In addition to protecting our hearts from cardiovascular disease and our brains from dementia, reducing sugar intake may also protect us from depression. Specifically, sugar has been shown to suppress growth of brain-derived neurotrophic hormone (BDNF) which plays a role in memory (which is why having a lot of it is linked to low levels of dementia), but also in depression and schizophrenia, possibly even acting as a trigger.

A 2004 study showed that diets higher in refined sugar and dairy products predicted a worse 2-year outcome for schizophrenia and that, overall, dietary predictors for schizophrenia and depression were similar to those predicting heart disease and diabetes. A follow up study released last year showed that men were particularly vulnerable to this relationship. Those men with the highest intake of sugar were, after five years, more likely to suffer a common mental disorder. It’s unclear whether the stronger results for men were because women were underrepresented in the study or because men actually consume more sugar than women, but the results did establish that anxiety and depression were caused by sugar and not the converse (that people who feel down eat more sugar).

Indeed, depression often comes anxiety—many people suffer from both. Other studies bear out the correlation between sugar and anxiety: high sugar diets can exacerbate anxiety symptoms— even replicating panic attacks— and the ability to cope with stress. Researchers also believe that in addition to sugar decreasing BDNF levels, it can exaggerate insulin response and thus hormone levels that affect one’s moods, and that inflammation caused by high-carb diets also results in depression.

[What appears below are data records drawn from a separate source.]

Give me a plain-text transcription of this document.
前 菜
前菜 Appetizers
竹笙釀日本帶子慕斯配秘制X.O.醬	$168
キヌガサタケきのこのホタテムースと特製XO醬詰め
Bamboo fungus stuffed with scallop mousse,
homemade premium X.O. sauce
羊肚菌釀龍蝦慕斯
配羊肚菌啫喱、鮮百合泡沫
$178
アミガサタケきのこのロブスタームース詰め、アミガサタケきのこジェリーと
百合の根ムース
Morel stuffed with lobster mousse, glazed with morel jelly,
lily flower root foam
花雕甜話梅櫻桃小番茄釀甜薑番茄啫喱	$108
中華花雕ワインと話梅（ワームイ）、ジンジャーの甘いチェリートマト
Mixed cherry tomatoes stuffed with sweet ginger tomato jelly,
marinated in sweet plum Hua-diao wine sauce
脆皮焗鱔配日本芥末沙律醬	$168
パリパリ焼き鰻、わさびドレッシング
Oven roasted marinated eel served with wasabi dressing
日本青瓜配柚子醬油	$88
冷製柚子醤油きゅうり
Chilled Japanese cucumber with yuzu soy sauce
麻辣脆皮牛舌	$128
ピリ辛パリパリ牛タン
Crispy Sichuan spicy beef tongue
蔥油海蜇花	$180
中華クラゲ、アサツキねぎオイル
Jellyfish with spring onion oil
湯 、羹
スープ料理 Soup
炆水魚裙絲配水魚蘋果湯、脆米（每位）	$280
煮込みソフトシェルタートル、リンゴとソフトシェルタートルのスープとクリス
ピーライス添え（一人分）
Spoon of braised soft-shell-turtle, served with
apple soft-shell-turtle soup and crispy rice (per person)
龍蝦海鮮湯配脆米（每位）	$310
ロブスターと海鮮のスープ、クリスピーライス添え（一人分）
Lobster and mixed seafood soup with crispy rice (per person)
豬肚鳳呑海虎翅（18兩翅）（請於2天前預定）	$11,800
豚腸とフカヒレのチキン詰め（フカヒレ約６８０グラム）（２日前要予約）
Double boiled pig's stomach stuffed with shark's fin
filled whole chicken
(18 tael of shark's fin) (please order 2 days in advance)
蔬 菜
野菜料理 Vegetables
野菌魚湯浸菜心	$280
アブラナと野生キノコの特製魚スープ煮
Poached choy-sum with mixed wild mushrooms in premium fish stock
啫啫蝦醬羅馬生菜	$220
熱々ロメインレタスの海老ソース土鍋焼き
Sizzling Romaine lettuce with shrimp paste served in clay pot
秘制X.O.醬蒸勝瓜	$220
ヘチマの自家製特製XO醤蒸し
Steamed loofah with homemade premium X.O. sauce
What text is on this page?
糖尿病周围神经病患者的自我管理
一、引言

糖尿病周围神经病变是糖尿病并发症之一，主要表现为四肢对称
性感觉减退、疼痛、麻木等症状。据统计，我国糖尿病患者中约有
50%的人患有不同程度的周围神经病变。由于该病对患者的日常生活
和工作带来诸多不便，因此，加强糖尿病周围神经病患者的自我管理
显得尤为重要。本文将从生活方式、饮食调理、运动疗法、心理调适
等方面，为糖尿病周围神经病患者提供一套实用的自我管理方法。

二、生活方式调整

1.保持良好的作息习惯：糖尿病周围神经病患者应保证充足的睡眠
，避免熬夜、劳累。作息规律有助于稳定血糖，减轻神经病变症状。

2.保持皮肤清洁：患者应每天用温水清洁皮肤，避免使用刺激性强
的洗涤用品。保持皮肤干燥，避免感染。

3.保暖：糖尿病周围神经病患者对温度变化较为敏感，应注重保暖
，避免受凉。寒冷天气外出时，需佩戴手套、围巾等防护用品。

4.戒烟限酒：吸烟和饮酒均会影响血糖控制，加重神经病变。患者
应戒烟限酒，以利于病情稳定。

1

Another dimension to high sugar intake is that eating added sugars depletes nutrients from other foods, with your body diverting important nutrients like B-complex vitamins— thiamine, riboflavin and niacin—and magnesium in order to metabolize the sugar, when we need these nutrients to stabilize our moods.

While I cannot speak to schizophrenia or chronic depression, I can speak to feeling calmer since I reduced my sugar intake by probably 90%. Though I don’t know how much of this had to do with feeling I was more in control of my health via my diet, a reduction in caffeine, an increase in exercise (which improves mood dramatically) or determination to tell chronic stress to shove off. While I initially tried to figure out which of these variables had the most impact, they are in fact so interdependent and mutually supportive, that it really doesn’t really matter. On a more basic level, when I think back to the many years I used sugar  as a means of quick energy (sugar high) and also fell into a post bagel energy slump (sugar coma), I’m relieved not to experience such extremes anymore.